Texte Enzo Cormann, mise en scène Thissa d’Avila Bensalah

« Faire un film pour faire un film. Etre connu pour être connu. À quoi se rattache encore notre nécessité profonde d′être artiste aujourd′hui ? Le Dit de l′impétrance est une pièce qui met en scène une comédienne en situation de casting, qui s’interroge intérieurement sur les méandres de son métier et une autre jeune fille, son « alter ego », qui, elle, se questionne sur le sens de sa vie. Ces deux sujets étant amenés à se confronter… Ce texte est le fruit d′une rencontre avec Enzo Cormann.

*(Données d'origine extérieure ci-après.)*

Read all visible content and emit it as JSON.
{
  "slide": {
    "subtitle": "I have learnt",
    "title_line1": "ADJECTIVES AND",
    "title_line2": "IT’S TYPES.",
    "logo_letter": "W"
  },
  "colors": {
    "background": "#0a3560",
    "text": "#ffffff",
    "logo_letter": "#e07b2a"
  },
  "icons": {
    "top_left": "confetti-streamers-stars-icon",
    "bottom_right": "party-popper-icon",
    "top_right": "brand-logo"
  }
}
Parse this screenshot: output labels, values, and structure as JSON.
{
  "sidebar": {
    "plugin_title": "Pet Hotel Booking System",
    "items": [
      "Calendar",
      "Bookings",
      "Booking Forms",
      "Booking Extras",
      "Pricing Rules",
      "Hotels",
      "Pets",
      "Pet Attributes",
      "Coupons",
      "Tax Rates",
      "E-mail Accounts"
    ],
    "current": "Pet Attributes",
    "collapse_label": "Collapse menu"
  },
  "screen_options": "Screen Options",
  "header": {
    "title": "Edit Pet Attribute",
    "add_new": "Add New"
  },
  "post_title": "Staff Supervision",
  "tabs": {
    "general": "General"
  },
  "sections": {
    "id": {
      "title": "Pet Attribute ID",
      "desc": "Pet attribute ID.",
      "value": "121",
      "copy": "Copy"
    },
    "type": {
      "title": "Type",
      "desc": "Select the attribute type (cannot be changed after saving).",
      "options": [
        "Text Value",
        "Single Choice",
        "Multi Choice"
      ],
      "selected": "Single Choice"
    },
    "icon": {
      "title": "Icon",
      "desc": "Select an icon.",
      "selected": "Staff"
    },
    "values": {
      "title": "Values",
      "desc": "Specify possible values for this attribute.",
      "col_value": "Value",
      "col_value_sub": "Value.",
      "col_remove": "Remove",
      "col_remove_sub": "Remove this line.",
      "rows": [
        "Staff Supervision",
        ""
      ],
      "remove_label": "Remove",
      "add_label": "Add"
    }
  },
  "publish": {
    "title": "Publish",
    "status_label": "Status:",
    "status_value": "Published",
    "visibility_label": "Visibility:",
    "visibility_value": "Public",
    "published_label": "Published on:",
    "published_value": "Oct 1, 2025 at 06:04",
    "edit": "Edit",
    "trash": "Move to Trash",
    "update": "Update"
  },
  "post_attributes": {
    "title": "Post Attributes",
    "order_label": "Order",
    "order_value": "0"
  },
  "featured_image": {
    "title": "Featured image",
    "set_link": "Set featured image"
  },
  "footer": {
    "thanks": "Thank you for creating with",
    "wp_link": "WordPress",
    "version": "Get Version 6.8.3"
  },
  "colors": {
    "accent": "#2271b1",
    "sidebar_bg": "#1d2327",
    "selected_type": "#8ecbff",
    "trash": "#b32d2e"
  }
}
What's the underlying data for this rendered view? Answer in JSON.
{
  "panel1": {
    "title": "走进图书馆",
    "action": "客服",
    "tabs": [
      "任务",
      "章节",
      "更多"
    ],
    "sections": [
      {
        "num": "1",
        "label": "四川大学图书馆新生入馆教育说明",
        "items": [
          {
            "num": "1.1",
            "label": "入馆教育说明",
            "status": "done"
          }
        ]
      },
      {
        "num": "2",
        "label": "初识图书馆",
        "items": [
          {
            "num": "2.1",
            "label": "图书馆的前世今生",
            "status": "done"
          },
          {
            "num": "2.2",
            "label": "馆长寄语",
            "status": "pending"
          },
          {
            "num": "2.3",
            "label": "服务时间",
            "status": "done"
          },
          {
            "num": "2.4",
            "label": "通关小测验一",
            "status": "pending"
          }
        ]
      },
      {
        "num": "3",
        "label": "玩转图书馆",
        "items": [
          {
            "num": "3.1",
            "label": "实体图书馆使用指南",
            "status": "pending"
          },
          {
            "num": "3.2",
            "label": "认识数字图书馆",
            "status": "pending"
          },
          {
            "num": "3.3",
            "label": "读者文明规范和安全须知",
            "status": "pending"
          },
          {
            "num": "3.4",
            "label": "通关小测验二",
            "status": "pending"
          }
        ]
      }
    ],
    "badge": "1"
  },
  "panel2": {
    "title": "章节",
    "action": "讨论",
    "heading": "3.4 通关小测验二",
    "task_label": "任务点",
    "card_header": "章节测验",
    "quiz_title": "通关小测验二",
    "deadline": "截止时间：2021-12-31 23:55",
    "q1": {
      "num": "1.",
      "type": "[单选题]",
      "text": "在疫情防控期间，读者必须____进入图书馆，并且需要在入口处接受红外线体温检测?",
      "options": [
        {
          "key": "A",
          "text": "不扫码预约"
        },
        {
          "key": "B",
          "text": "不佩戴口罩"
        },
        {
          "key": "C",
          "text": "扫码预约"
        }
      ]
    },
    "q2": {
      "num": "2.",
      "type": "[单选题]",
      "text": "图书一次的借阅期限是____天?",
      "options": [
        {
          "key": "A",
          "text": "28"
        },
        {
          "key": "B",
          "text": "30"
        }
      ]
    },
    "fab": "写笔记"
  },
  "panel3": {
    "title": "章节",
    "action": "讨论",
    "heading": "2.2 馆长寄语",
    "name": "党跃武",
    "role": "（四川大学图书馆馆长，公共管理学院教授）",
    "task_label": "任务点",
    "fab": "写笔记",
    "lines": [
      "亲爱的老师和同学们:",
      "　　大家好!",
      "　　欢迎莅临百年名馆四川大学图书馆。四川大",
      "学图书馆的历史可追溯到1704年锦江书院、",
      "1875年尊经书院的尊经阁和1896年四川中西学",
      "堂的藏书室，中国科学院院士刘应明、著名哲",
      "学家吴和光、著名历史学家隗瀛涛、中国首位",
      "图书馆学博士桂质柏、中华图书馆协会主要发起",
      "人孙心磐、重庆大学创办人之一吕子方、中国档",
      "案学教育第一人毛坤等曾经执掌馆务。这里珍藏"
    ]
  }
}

Tout d′abord avec une écriture et un auteur, mais aussi avec un homme que nous avons rencontré autour d′un café. Ce texte coïncide avec les mots que nous désirions prononcer à l′aube de notre métier, au début d′un cheminement artistique commun, comme affirmation d′une parole, d′une interrogation sur notre monde : l′art, le métier de comédien-ne, le sens de notre métier aujourd′hui, le « rôle » de l′acteur·trice, sa « place », sa marge de manoeuvre dans son métier, mais pas seulement. C’est aussi de l′imbrication entre la vie et l′art dont il s’agit : comment la vie nourrit l′art et comment l′art peut la décrire, la dépasser, la cogner, l′interpeller, lui montrer son caractère provisoire et dérisoire… L′envie de traiter de ces thématiques était intrinsèquement liée à ce que nous voulions explorer sur notre métier, avant de prétendre explorer le monde au travers de ce prisme. »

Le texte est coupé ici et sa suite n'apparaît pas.